Venezuela's heritage, art, and culture have been heavily influenced by its Caribbean context, including its historic architecture, art, landscape and boundaries.

The World Values Survey has shown Venezuelans to be among the happiest people in the world, with 55% of those questioned saying they were "very happy" in 2007.

==Art==

Venezuelan art was initially dominated by religious themes but began to emphasize historical and heroic representations in the late 19^{th} century, a shift led by Martín Tovar y Tovar. Modernism took over in the 20^{th} century. Venezuelan Artists include: Arturo Michelena, Cristóbal Rojas, Antonio Herrera Toro, Armando Reverón, Manuel Cabré; the kinetic artists Jesús-Rafael Soto and Carlos Cruz-Díez; and contemporary artist Yucef Merhi.

==Literature==

Venezuelan literature originated soon after the Spanish conquest of the mostly pre-literate indigenous societies; it was dominated by Spanish influences. Following the rise of political literature during the War of Independence, Venezuelan Romanticism, notably expounded by Juan Vicente González and Fermin Toro, emerged as the first important genre in the region. Although mainly focused on narrative writing, Venezuelan literature was also advanced by poets such as Andrés Eloy Blanco and Fermín Toro.

Major writers and novelists include: Rómulo Gallegos, Teresa de la Parra, Arturo Uslar Pietri, Adriano González León, Miguel Otero Silva, and Mariano Picón Salas. Andrés Bello was also an educator and poet. Others, such as Laureano Vallenilla Lanz and José Gil Fortoul, contributed to Venezuelan positivism.

==Music==

Folk music of Venezuela is exemplified by the groups Un Solo Pueblo and Serenata Guayanesa. The national musical instrument is the cuatro. Typical musical styles and pieces mainly emerged in and around the llanos region, including: "Alma Llanera" (by Pedro Elías Gutiérrez and Rafael Bolívar Coronado), Florentino y el Diablo (by Alberto Arvelo Torrealba), Concierto en la Llanura (by Juan Vicente Torrealba) and "Caballo Viejo" (by Simón Díaz).

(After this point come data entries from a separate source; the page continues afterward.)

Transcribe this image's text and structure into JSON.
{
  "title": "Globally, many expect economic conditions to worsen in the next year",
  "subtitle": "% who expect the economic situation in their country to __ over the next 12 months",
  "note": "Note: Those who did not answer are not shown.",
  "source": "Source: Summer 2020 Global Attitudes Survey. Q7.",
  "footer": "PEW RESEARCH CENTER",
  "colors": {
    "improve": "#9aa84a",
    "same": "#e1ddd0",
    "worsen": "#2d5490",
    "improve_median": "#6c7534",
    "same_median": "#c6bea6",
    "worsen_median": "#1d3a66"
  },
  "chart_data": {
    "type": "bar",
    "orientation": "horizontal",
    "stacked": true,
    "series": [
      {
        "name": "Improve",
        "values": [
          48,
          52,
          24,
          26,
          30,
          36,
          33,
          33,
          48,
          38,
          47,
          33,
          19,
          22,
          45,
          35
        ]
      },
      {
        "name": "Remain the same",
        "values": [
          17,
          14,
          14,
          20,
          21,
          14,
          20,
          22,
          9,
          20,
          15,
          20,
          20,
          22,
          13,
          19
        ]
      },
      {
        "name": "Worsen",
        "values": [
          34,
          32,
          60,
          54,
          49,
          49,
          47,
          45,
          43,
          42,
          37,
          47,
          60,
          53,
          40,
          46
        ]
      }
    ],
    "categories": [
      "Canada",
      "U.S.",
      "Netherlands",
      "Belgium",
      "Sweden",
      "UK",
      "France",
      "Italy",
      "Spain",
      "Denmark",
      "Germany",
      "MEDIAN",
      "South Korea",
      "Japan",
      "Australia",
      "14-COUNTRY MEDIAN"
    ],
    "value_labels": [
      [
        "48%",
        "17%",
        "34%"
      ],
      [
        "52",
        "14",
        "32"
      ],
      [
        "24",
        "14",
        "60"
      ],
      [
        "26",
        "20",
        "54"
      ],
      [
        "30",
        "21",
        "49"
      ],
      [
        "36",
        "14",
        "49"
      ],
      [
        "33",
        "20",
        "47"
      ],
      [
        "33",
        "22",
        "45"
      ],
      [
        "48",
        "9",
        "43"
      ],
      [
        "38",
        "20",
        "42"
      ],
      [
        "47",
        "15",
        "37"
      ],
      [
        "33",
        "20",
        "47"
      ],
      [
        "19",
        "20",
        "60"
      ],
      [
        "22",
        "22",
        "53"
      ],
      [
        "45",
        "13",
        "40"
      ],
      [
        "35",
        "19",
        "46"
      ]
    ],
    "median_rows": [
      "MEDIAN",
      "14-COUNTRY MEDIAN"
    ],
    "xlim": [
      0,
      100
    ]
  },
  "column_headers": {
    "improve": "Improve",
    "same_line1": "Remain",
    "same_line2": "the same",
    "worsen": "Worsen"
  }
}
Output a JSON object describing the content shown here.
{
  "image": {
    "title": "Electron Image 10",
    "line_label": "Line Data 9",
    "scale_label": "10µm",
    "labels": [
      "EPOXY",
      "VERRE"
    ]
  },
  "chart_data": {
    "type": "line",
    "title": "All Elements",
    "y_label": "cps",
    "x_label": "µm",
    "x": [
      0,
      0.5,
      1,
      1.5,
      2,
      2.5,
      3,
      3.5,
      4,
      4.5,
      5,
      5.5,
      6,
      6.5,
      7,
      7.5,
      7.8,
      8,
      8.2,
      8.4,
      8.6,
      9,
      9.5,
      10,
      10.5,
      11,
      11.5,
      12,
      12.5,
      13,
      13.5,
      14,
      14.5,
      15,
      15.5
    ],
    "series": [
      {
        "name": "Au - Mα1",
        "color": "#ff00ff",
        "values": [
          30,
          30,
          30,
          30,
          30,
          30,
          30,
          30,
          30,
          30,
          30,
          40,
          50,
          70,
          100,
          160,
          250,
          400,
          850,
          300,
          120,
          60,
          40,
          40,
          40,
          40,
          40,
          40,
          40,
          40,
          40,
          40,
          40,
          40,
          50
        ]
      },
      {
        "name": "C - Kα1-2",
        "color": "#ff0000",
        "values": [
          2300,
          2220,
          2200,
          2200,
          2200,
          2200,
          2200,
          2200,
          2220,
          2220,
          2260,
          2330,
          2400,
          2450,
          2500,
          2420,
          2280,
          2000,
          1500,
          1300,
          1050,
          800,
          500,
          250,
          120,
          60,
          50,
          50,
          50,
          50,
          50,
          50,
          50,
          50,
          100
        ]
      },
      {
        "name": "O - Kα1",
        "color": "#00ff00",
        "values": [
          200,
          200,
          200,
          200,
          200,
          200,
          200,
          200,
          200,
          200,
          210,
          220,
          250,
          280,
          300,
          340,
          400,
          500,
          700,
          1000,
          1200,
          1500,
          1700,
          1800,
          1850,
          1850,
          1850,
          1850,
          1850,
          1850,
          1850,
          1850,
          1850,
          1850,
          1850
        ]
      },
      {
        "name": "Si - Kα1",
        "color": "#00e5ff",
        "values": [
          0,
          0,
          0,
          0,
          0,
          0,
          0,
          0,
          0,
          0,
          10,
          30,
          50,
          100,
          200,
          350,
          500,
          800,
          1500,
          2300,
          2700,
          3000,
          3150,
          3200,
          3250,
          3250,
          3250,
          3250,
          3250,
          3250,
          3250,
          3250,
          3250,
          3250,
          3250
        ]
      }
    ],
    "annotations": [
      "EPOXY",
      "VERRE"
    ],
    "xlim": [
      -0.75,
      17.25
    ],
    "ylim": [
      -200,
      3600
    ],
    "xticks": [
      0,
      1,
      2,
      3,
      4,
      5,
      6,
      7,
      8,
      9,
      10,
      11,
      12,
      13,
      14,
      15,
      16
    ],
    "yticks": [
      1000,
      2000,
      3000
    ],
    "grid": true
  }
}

The Zulian gaita is also a popular style, generally performed during Christmas. The national dance is the joropo. Teresa Carreño was a 19^{th}-century piano virtuoso. The Simon Bolivar Youth Orchestra has performed in many European concert halls, including at the 2007 Proms.

==Festivals==
The celebration of Corpus Christi includes dancing in the streets in masks and uniforms. The tradition dates back to Spanish colonial times.

==Sports==

Baseball is Venezuela's most popular sport. There is a Venezuela national football team.

== Gastronomy ==
Main article: Venezuelan gastronomy

The food (ingredients, style of cooking, inside and outside influences, specific customs applied) of this country is part of the Latin American world.